Dingers Galore and Other Good News From Clearwooder

Brian McQuilkin

Wheeler got tagged for three runs and a walk over three innings this afternoon in Clearwater, including a dinger into the lawn seats behind center field by Oneil Cruz off the game’s first pitch. Still, he looked confident on the mound and appears to have put the pitch clock out of his mind. Wheeler only needed to throw eleven more pitches to end the inning.

Afterwards, he said that he felt good and spoke about how he relies on JT’s expertise with knowing both what to throw against who and also what pitches Wheeler prefers to throw in different situations.

For those clutching their pearls over Wheeler’s performance, you can relax. He’s performed similarly in previous preseasons, as have plenty of other aces like Lee and Halladay.

Appearing relaxed and sure of himself, Cristopher Sánchez gave up a single hit and struck out two in a scoreless sixth inning.

The headline of the day was the six balls Phillies bats sent over the outfield walls today, with a spotlight on Darrick Hall who was responsible for two of today’s dingers. One of those homers was off lefty Caleb Smith. Filling in for Hoskins at first base while Hoskins DH’d, Hall looks ready to pick up where he left off last year. It’s the talent that he, Stott, Cave, and others bring to the field each day that when we’re reminded that Harper will likely not return until after the All-Star break, we can collectively shrug and smile and say, “What, me worry?”

Nick Castellanos walked once, showing more of that plate discipline, and in the third he sprinted in from right field to make an impressive running catch to end the inning and prevent the Pirates, who had the bases loaded, from doing any damage.
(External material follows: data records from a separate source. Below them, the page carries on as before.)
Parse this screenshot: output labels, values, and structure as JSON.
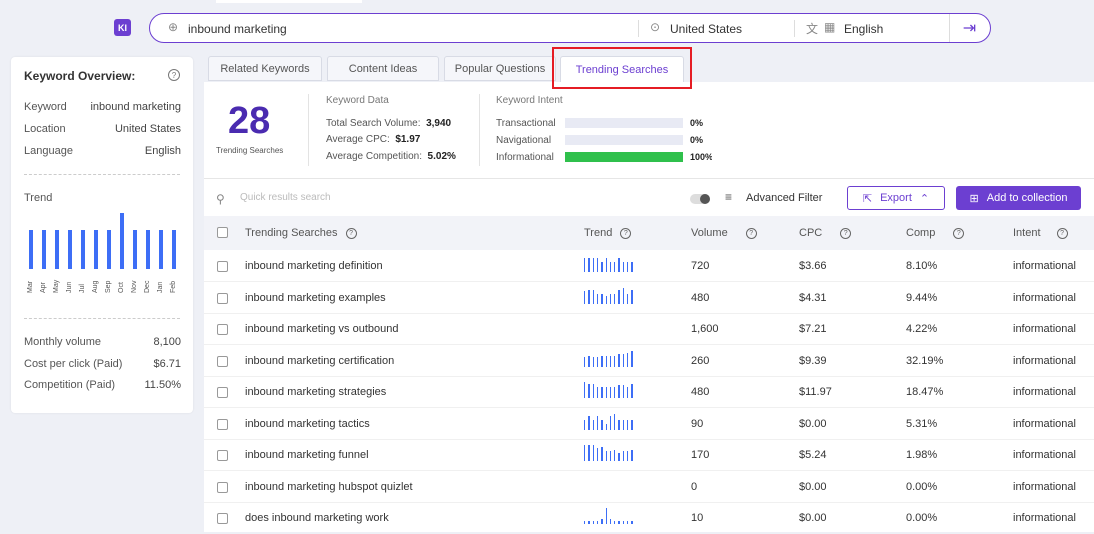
{
  "app": {
    "logo": "KI",
    "search_value": "inbound marketing",
    "location": "United States",
    "language": "English"
  },
  "overview": {
    "title": "Keyword Overview:",
    "keyword_label": "Keyword",
    "keyword_value": "inbound marketing",
    "location_label": "Location",
    "location_value": "United States",
    "language_label": "Language",
    "language_value": "English",
    "trend_label": "Trend",
    "trend_values": [
      0.7,
      0.7,
      0.7,
      0.7,
      0.7,
      0.7,
      0.7,
      1.0,
      0.7,
      0.7,
      0.7,
      0.7
    ],
    "trend_months": [
      "Mar",
      "Apr",
      "May",
      "Jun",
      "Jul",
      "Aug",
      "Sep",
      "Oct",
      "Nov",
      "Dec",
      "Jan",
      "Feb"
    ],
    "monthly_volume_label": "Monthly volume",
    "monthly_volume": "8,100",
    "cpc_label": "Cost per click (Paid)",
    "cpc": "$6.71",
    "competition_label": "Competition (Paid)",
    "competition": "11.50%"
  },
  "tabs": [
    {
      "label": "Related Keywords"
    },
    {
      "label": "Content Ideas"
    },
    {
      "label": "Popular Questions"
    },
    {
      "label": "Trending Searches"
    }
  ],
  "summary": {
    "count": "28",
    "count_label": "Trending Searches",
    "data_title": "Keyword Data",
    "total_volume_label": "Total Search Volume:",
    "total_volume": "3,940",
    "avg_cpc_label": "Average CPC:",
    "avg_cpc": "$1.97",
    "avg_comp_label": "Average Competition:",
    "avg_comp": "5.02%",
    "intent_title": "Keyword Intent",
    "intents": [
      {
        "label": "Transactional",
        "pct": "0%",
        "fraction": 0
      },
      {
        "label": "Navigational",
        "pct": "0%",
        "fraction": 0
      },
      {
        "label": "Informational",
        "pct": "100%",
        "fraction": 1
      }
    ]
  },
  "toolbar": {
    "search_placeholder": "Quick results search",
    "advanced_filter": "Advanced Filter",
    "export": "Export",
    "add_to_collection": "Add to collection"
  },
  "table": {
    "headers": [
      "Trending Searches",
      "Trend",
      "Volume",
      "CPC",
      "Comp",
      "Intent"
    ],
    "rows": [
      {
        "keyword": "inbound marketing definition",
        "volume": "720",
        "cpc": "$3.66",
        "comp": "8.10%",
        "intent": "informational",
        "trend": [
          0.9,
          0.9,
          0.9,
          0.9,
          0.6,
          0.9,
          0.6,
          0.6,
          0.9,
          0.6,
          0.6,
          0.6
        ]
      },
      {
        "keyword": "inbound marketing examples",
        "volume": "480",
        "cpc": "$4.31",
        "comp": "9.44%",
        "intent": "informational",
        "trend": [
          0.8,
          0.9,
          0.9,
          0.6,
          0.6,
          0.5,
          0.6,
          0.6,
          0.9,
          1.0,
          0.6,
          0.9
        ]
      },
      {
        "keyword": "inbound marketing vs outbound",
        "volume": "1,600",
        "cpc": "$7.21",
        "comp": "4.22%",
        "intent": "informational",
        "trend": []
      },
      {
        "keyword": "inbound marketing certification",
        "volume": "260",
        "cpc": "$9.39",
        "comp": "32.19%",
        "intent": "informational",
        "trend": [
          0.6,
          0.7,
          0.6,
          0.6,
          0.7,
          0.7,
          0.7,
          0.7,
          0.8,
          0.8,
          0.9,
          1.0
        ]
      },
      {
        "keyword": "inbound marketing strategies",
        "volume": "480",
        "cpc": "$11.97",
        "comp": "18.47%",
        "intent": "informational",
        "trend": [
          1.0,
          0.9,
          0.9,
          0.7,
          0.7,
          0.7,
          0.7,
          0.7,
          0.8,
          0.8,
          0.7,
          0.9
        ]
      },
      {
        "keyword": "inbound marketing tactics",
        "volume": "90",
        "cpc": "$0.00",
        "comp": "5.31%",
        "intent": "informational",
        "trend": [
          0.6,
          0.9,
          0.6,
          0.9,
          0.6,
          0.4,
          0.9,
          1.0,
          0.6,
          0.6,
          0.6,
          0.6
        ]
      },
      {
        "keyword": "inbound marketing funnel",
        "volume": "170",
        "cpc": "$5.24",
        "comp": "1.98%",
        "intent": "informational",
        "trend": [
          1.0,
          1.0,
          1.0,
          0.8,
          0.9,
          0.6,
          0.6,
          0.7,
          0.5,
          0.6,
          0.6,
          0.7
        ]
      },
      {
        "keyword": "inbound marketing hubspot quizlet",
        "volume": "0",
        "cpc": "$0.00",
        "comp": "0.00%",
        "intent": "informational",
        "trend": []
      },
      {
        "keyword": "does inbound marketing work",
        "volume": "10",
        "cpc": "$0.00",
        "comp": "0.00%",
        "intent": "informational",
        "trend": [
          0.2,
          0.2,
          0.2,
          0.2,
          0.3,
          1.0,
          0.3,
          0.2,
          0.2,
          0.2,
          0.2,
          0.2
        ]
      }
    ]
  }
}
The best part of the game by far was a gift for those watching on TV - and that was the presence of John Kruk in the booth. There’s something missing from Phillies TV coverage when he’s absent. Maybe it’s the nostalgia of middle-age, but Kruk embodies the Phillies as a team as well as the fanbase, encapsulating that working class underdog ‘us vs. all youse guys’ personality ingrained in those who came up in the Delaware Valley.